Collect_into SmallVec

A pattern that sometimes I wish to use is (and I wish to have in the std library):

some_iterator.collect_into(SmallVec::<[u32; 6]>::new())

This is similar to a regular collect() but when the iterator is short, it doesn't heap-allocate (and this should be the most common case if the SmallVec inplace buffer length is well chosen).(SmallVec has a from_iter, but it's less ergonomic).

I guess the solution is:

extern crate smallvec;
use smallvec::SmallVec;
fn main() {
    let a = (0 .. 5).collect::<SmallVec<[u32; 6]>>();
}

I'm not 100% sure what signature for collect_into() you're looking for, but it almost sounds like you want the Extend trait. With the only difference being you'd write things "backwards" (my_small_vec.extend(some_iterator) instead of some_iterator.collect_into(&mut my_small_vec)).

You mention you want to eliminate heap allocations when collecting items, but it seems like SmallVec's FromIterator iteration already uses Iterator::size_hint() to make sure there's enough space.
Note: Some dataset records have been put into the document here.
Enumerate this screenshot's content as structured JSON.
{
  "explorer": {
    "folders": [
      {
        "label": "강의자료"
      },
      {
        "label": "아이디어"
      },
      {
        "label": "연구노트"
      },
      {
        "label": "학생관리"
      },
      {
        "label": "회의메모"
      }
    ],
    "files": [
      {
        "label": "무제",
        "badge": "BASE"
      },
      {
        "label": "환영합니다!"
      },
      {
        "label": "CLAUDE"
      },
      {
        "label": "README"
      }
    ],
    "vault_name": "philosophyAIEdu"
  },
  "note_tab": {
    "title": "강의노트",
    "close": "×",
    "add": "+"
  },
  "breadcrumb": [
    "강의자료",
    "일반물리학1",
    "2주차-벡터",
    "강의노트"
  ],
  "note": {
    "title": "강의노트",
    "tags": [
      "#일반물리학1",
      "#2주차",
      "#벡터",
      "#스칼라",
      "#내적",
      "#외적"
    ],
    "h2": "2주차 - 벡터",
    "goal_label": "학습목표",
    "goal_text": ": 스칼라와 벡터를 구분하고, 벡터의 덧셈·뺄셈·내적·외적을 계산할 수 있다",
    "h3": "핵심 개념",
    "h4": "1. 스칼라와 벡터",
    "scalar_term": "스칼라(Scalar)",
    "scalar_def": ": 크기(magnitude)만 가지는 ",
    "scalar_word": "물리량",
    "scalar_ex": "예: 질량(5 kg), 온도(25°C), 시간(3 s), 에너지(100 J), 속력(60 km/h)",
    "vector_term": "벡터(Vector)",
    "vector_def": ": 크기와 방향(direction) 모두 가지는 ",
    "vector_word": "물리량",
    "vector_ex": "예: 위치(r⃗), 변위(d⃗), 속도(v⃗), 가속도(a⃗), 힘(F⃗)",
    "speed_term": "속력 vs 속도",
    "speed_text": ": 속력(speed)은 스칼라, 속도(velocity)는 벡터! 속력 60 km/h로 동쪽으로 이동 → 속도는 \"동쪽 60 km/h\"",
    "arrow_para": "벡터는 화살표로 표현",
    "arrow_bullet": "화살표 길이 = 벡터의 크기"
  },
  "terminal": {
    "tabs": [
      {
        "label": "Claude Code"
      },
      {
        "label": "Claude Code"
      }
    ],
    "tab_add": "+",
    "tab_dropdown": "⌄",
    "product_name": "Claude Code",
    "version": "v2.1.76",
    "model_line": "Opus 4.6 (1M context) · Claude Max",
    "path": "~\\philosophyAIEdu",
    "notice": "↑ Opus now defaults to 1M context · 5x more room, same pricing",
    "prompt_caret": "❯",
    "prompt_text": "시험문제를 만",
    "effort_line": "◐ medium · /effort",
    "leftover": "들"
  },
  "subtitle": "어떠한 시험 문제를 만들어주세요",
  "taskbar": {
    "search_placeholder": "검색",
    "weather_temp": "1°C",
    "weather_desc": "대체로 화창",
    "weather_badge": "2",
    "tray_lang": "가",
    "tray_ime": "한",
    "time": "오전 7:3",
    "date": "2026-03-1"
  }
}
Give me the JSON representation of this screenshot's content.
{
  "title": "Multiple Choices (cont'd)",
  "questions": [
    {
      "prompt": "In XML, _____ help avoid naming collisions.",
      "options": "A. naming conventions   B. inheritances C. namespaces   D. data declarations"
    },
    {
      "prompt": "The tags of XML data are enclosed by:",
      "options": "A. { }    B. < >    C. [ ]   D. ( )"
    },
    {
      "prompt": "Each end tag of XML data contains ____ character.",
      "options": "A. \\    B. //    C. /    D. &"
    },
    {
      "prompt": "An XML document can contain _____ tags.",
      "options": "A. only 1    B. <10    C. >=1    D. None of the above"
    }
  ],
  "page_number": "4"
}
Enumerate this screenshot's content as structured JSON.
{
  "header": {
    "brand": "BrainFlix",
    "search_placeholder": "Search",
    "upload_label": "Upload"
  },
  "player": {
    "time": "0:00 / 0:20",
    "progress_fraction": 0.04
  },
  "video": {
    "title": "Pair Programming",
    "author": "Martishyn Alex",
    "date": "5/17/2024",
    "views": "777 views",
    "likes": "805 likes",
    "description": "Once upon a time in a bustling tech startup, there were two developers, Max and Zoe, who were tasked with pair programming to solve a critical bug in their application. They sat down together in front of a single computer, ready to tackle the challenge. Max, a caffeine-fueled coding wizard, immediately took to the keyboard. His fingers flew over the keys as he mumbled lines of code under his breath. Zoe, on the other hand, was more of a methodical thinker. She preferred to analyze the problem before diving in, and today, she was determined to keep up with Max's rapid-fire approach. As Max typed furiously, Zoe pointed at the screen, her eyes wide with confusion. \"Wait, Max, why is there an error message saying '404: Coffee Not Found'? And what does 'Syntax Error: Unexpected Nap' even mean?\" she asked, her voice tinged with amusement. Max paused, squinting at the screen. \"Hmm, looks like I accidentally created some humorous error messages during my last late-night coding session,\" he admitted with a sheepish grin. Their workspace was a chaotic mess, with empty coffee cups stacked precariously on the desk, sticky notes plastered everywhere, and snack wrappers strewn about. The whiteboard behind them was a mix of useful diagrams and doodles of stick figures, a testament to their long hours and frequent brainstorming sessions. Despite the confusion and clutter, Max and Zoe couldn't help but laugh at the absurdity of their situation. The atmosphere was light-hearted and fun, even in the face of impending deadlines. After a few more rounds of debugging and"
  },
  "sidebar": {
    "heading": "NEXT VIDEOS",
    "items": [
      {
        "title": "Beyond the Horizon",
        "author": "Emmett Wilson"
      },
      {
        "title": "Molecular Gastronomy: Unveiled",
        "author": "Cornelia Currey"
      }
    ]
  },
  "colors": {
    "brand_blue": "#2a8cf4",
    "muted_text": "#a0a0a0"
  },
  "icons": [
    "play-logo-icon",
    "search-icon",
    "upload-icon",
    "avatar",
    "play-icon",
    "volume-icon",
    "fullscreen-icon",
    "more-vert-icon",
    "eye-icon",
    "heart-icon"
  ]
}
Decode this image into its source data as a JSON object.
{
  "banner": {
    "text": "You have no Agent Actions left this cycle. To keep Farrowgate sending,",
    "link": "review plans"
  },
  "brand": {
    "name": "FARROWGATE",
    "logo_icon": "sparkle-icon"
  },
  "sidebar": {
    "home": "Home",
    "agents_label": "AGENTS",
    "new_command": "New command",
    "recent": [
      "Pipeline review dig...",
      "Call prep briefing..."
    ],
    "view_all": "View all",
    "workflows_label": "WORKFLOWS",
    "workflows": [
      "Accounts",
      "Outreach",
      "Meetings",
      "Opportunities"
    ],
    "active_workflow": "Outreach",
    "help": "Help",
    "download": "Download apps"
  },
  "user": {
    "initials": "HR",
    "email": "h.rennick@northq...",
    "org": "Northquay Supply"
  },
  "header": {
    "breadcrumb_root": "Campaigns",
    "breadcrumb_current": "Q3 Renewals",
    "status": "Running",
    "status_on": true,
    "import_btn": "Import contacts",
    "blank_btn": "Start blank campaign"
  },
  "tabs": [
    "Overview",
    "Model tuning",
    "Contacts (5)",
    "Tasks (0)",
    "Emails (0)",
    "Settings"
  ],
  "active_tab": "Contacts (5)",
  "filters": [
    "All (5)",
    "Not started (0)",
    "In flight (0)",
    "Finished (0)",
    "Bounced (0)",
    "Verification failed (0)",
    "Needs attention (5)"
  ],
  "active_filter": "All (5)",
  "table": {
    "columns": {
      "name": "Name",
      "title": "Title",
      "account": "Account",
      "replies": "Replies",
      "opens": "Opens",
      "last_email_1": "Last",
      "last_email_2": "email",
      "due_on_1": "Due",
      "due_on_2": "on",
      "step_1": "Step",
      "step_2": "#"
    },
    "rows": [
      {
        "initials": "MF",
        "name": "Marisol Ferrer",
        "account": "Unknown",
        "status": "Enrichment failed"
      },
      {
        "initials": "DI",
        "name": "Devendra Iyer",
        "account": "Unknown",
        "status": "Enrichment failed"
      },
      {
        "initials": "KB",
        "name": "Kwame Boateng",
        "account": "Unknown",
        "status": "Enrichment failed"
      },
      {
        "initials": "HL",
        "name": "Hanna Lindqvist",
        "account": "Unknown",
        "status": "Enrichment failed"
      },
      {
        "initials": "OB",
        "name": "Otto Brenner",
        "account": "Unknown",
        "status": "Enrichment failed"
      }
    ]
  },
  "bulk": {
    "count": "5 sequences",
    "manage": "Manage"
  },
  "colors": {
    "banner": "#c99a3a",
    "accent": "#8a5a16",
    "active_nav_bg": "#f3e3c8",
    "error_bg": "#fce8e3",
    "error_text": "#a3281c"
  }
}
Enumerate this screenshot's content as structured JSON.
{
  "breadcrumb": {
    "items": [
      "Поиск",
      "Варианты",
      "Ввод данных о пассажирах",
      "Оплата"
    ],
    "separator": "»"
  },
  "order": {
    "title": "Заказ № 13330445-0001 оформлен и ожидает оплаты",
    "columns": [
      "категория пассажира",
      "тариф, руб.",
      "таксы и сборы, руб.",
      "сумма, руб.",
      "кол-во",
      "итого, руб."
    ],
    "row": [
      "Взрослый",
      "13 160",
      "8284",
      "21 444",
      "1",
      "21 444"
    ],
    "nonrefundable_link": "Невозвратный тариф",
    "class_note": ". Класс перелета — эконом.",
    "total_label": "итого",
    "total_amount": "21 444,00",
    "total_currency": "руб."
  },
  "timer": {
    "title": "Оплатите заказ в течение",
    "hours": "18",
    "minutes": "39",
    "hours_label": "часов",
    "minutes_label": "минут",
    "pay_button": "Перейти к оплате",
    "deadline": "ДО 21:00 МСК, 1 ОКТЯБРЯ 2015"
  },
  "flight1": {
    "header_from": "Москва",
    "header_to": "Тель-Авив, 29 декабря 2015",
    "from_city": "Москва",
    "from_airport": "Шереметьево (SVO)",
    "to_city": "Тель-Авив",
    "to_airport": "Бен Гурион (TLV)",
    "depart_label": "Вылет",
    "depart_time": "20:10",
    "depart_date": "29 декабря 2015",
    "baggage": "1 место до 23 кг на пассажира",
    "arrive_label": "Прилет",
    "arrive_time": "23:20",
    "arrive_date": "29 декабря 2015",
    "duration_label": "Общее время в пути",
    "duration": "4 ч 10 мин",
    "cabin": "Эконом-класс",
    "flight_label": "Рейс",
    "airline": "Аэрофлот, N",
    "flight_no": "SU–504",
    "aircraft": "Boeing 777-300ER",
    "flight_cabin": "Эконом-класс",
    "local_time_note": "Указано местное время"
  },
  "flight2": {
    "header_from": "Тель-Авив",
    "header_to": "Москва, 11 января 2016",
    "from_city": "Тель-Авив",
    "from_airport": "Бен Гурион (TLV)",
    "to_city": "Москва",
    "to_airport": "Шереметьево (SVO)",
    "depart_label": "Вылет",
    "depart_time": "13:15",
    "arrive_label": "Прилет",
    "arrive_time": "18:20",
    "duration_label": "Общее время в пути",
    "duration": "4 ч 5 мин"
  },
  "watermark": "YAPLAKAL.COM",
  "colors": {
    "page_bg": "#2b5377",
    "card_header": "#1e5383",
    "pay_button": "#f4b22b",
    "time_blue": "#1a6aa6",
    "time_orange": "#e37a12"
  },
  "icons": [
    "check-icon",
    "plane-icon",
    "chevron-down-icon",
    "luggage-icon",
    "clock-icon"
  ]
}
This means it shouldn't need to do any allocation if the buffer is correctly sized and the size_hint() is accurate.

I'm curious to find out why you feel collect() and the FromIterator trait could be unergonomic?

https://github.com/rust-lang/rust/issues/45840

3 Likes

I'm still iterating the design, so far I have something like this:

#![feature(in_band_lifetimes)]

trait CollectExtras: Iterator {
    fn collect_into_vec(&mut self, buffer: &'a mut Vec<Self::Item>) -> &'a [Self::Item];
    fn copy_into_slice(&mut self, slice: &'a mut [Self::Item]) -> &'a [Self::Item];
}

impl<I: ?Sized> CollectExtras for I where I: Iterator {
    fn collect_into_vec(&mut self, buffer: &'a mut Vec<Self::Item>) -> &'a [Self::Item] {
        buffer.clear();
        buffer.extend(self);
        &buffer[..]
    }

    fn copy_into_slice(&mut self, slice: &'a mut [Self::Item]) -> &'a [Self::Item] {
        let len = slice.iter_mut().zip(self).fold(0, |count, (dest, item)| {
            *dest = item;
            count + 1
        });
        &slice[.. len]
    }
}

collect_into_vec is useful when you perform many collect() inside a loop, to re-use the same heap memory. copy_into_slice is handy to collect into a fixed-size array to avoid heap allocations (it's similar but not equal to https://crates.io/crates/collect_slice it's used as a base).